Le jeu de société gagne de l’importance en médiathèque. « Il faut encore prouver sa légitimité en bibliothèque, auprès des usagers comme des collègues. Mais il se répand dans la totalité du réseau et c’est un super moyen de faire venir les ados », explique la bibliothécaire lyonnaise Anastasia Essirard. Une tendance qu'observe Vincent Bonnard, ancien ludothécaire et membre de la commission Jeux à l’Association des bibliothécaires de France (ABF) : « Avant, nos établissements étaient centrées sur la conservation ; aujourd’hui, ils cherchent la conversation avec les usagers, invités à rester sur place pour faire du lien social. » Les professionnels sont désormais encouragés à trouver les moyens de répondre à cette nouvelle vocation.
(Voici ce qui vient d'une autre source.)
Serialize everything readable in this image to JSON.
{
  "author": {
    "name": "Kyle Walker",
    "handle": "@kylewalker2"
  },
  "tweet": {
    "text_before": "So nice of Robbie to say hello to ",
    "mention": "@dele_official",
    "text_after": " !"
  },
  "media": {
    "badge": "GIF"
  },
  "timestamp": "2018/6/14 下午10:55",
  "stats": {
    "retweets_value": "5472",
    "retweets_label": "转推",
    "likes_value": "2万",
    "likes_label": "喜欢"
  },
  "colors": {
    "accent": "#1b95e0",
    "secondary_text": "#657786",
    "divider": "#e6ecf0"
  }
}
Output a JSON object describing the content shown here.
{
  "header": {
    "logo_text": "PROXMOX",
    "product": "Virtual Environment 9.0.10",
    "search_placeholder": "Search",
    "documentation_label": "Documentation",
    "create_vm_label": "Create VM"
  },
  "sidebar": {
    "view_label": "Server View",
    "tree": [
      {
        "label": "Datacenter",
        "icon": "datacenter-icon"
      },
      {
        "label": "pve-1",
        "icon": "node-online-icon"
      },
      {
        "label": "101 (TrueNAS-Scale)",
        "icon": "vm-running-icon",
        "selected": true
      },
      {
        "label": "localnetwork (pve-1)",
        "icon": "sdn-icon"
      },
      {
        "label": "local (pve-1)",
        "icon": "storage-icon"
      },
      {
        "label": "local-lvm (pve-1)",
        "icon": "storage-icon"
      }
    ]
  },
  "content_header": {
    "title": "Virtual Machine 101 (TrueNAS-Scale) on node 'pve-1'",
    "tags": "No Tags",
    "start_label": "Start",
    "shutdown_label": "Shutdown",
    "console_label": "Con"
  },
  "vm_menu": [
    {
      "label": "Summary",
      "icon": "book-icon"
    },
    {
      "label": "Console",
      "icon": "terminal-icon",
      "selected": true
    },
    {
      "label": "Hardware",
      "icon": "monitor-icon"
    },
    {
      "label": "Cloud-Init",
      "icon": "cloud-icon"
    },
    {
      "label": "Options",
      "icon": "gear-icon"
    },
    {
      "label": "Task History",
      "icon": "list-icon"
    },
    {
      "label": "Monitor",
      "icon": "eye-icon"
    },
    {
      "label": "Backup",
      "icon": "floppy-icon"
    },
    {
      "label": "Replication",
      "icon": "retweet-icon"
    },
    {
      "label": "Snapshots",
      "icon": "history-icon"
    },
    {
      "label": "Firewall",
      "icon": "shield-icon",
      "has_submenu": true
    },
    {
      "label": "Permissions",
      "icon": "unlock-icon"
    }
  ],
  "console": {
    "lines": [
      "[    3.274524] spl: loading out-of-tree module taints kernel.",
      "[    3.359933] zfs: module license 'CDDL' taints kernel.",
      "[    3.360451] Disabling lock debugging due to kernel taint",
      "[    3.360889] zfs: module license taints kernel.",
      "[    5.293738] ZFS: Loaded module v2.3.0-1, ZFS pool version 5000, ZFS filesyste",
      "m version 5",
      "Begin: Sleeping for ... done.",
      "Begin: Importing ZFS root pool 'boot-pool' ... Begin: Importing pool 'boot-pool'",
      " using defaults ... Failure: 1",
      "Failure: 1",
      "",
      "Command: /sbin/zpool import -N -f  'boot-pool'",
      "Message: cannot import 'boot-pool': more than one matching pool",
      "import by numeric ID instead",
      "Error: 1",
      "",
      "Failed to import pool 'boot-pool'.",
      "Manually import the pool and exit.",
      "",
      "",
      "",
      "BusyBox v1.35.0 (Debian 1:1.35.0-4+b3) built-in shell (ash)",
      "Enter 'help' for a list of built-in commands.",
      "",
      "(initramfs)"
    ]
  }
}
Comment ne pas concurrencer l’offre locale ?
En proposant un service complémentaire. Certaines ludothèques se spécialisent dans l’enfance, d’autres dans le prêt à la maison, alors que les bars à jeux sont plutôt ouverts le soir et attirent des initiés. En proposant de faire découvrir le plaisir du jeu, la médiathèque peut ainsi servir de porte d’entrée vers les autres établissements. « La médiathèque et le bar à jeux peuvent même créer des événements en commun, et leurs usagers fréquenter les deux établissements, s’ils se font écho. Le jeu peut rayonner dans plein de structures différentes », plaide Vincent Bonnard.
Prêt ou pas prêt ?
Le jeu sur place demande un espace où l’on puisse faire du bruit, ainsi que du mobilier et des médiathécaires pour expliquer les règles et venir régulièrement prendre la température de la partie.
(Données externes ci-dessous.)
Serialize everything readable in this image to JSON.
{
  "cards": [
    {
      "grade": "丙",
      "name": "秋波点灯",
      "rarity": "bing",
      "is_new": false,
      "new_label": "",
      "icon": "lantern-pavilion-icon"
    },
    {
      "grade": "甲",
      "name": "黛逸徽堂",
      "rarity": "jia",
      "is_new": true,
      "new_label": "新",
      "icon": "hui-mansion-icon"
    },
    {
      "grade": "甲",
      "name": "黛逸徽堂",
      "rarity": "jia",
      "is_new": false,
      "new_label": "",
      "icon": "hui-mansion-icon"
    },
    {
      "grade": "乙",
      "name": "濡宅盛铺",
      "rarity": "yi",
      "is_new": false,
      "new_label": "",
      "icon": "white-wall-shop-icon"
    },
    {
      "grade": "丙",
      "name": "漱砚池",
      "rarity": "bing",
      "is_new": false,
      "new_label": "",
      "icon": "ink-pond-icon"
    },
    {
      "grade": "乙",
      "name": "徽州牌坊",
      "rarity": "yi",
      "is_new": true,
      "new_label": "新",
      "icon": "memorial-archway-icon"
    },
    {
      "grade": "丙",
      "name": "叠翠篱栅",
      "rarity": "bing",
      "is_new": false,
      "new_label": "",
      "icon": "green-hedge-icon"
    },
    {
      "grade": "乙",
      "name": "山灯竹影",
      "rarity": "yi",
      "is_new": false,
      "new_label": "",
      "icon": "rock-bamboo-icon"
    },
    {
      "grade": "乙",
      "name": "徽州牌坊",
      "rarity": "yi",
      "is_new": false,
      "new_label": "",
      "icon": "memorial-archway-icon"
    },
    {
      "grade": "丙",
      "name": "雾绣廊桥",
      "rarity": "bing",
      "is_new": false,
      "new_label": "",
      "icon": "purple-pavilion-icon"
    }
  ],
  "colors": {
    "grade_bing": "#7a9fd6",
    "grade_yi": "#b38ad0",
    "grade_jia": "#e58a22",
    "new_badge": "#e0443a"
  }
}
Le prêt nécessite une autre logistique : ajouter un champ dans le logiciel de la bibliothèque (qui indique par exemple le nombre de joueurs pour le jeu présenté) et faire l’inventaire de chaque pion ou carte. Pour vérifier rapidement que les joueurs n’ont pas égaré trop d’accessoires, certains établissements pèsent la boîte à son départ et à son arrivée, ou marquent d’un trait le niveau des pièces dans leur compartiment. « Mais ces techniques ne permettent pas de vérifier si une carte a été déchirée… »
Et si le jeu est détérioré ?
« Des éditeurs remplacent gratuitement les pièces de leurs jeux auprès des professionnels de la médiation, rassure Vincent Bonnard. Mais cela demande du temps à l’agent qui s’occupe de faire la demande. »
S’il manque une pièce et que le jeu n’est plus édité, la médiathèque peut organiser un rassemblement de joueurs et de ludothèques qui s’échangent les pièces dont ils ne veulent plus.
Quelle formation ?
Expliquer les règles d’un jeu de rôle tenant sur quarante pages demande certaines compétences. Elles peuvent s'acquérir avec un Master Sciences du jeu à la Sorbonne-Paris Nord, des stages au Centre national de Formation aux Métiers du Jeu et du Jouet, près de Lyon, ou des formations à la demande auprès de l’Association des ludothèques de France (ALF). «Une offre encore limitée », déplore l’ancien ludothécaire, qui travaille sur la question.
Et le puzzle ?
Porte d'entrée vers le jeu de société, le puzzle collaboratif fait des émules. Les joueurs se posent une minute ou une heure, seuls ou en groupes, et l'œuvre prend peu à peu forme. « C’est une proposition qui résonne particulièrement chez les étudiants, quand ils ont besoin de faire une pause et gagner en concentration », commente Vincent Bonnard. Faut-il ajouter que le puzzle peut se réaliser en silence, qu'il ne demande aucune règle et peut se pratiquer à tout âge ? Il n'exige qu'une table et de l'attention. Comme le livre.